Delay Tradeoff and Adaptive Finite Blocklength Framework for URLLC
Yixin Zhang, Wenchi Cheng, Jingqing Wang, Wei Zhang
TL;DR
The paper addresses ultra-reliable low-latency communications (URLLC) where end-to-end delays span sub-millisecond to seconds and packet sizes are often short, necessitating a finite blocklength (FBL) analysis. It introduces an adaptive blocklength framework that jointly optimizes time-frequency resources (blocklength per frame via variable TTI and bandwidth) to balance transmission, queuing, and retransmission delays under reliability constraints, informed by the tradeoffs introduced by FBL. A case study demonstrates a dynamic queuing and resource-allocation approach, employing DRL methods (DDPG and Multi-DQN) to solve multi-user scheduling problems and shows that adaptive strategies can substantially reduce over-the-air delay compared to fixed blocklength designs, especially for grant-free access.
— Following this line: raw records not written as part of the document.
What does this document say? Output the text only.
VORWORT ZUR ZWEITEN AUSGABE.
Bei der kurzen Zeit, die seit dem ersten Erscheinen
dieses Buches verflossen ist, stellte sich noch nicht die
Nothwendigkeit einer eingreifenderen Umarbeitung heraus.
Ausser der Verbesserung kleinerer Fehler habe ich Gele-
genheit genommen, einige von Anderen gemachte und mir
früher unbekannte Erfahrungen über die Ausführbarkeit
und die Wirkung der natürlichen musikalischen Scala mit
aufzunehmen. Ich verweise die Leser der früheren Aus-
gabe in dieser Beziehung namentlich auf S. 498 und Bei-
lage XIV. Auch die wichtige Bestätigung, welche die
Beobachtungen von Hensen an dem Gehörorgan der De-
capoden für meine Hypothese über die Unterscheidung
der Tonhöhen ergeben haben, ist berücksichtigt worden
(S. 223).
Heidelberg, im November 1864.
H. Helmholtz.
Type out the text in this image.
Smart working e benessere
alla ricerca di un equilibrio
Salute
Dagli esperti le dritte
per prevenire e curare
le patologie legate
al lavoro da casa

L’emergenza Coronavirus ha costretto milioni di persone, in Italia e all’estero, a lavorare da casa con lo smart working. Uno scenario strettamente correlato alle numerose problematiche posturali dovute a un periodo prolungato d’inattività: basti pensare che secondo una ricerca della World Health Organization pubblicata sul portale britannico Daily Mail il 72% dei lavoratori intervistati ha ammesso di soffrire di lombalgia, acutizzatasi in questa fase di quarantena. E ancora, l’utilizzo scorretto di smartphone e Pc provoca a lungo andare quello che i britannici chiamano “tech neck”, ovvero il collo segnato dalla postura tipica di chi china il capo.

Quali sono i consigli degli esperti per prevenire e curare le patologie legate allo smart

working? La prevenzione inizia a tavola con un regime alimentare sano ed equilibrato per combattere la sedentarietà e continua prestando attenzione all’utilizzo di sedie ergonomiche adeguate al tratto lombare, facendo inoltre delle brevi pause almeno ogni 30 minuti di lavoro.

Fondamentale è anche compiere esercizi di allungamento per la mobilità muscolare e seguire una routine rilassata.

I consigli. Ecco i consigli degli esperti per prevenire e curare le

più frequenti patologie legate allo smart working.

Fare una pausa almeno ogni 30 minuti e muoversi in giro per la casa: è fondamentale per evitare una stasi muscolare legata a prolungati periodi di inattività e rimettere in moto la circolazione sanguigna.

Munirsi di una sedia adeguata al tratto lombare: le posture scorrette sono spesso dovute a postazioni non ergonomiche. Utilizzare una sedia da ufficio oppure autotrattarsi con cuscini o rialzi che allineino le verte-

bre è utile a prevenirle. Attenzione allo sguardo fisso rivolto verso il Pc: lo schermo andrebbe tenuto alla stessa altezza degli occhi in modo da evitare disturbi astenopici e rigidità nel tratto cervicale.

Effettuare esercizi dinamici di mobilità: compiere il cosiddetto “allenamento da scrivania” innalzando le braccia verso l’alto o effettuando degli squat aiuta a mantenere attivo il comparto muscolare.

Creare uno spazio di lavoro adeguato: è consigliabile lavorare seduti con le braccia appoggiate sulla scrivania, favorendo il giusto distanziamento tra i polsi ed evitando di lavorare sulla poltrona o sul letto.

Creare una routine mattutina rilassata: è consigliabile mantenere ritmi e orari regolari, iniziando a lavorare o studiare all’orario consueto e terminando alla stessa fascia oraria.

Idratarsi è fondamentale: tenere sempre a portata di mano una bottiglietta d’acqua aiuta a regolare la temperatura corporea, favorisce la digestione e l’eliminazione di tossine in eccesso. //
The work provides a principled, practical path to URLLC in 6G by integrating FBL theory, access protocol considerations, adaptive framing, and learning-based optimization, enabling flexible QoS across diverse IoE tasks.
Abstract
With various time-sensitive tasks to be served, ultra-reliable and low-latency communications (URLLC) has become one of the most important scenarios for the fifth generation (5G) wireless communications. The end-to-end delay from the sub-millisecond-level to the second-level is first put forward for a wide range of delay-sensitive tasks in the future sixth generation (6G) communication networks, which imposes a strict requirement on satisfying various real-time services and applications with different stringent quality of service (QoS) demands. Thus, we need to find out new delay reduction framework to satisfy the more stringent delay requirements. In this article, a state-of-the-art overview of end-to-end delay composition and delay analysis combined with access protocols are elaborated. We reveal the tradeoff relationship among transmission delay, queuing delay, and retransmission times with the change of blocklength in the finite blocklength (FBL) regime. Based on the tradeoff and combining the grant-free (GF) random access (RA) scheme, we propose the adaptive blocklength framework and investigate several effective algorithms for efficiently reducing the over-the-air delay. Numerical results show that our proposed framework and schemes can significantly reduce the over-the-air delay for URLLC.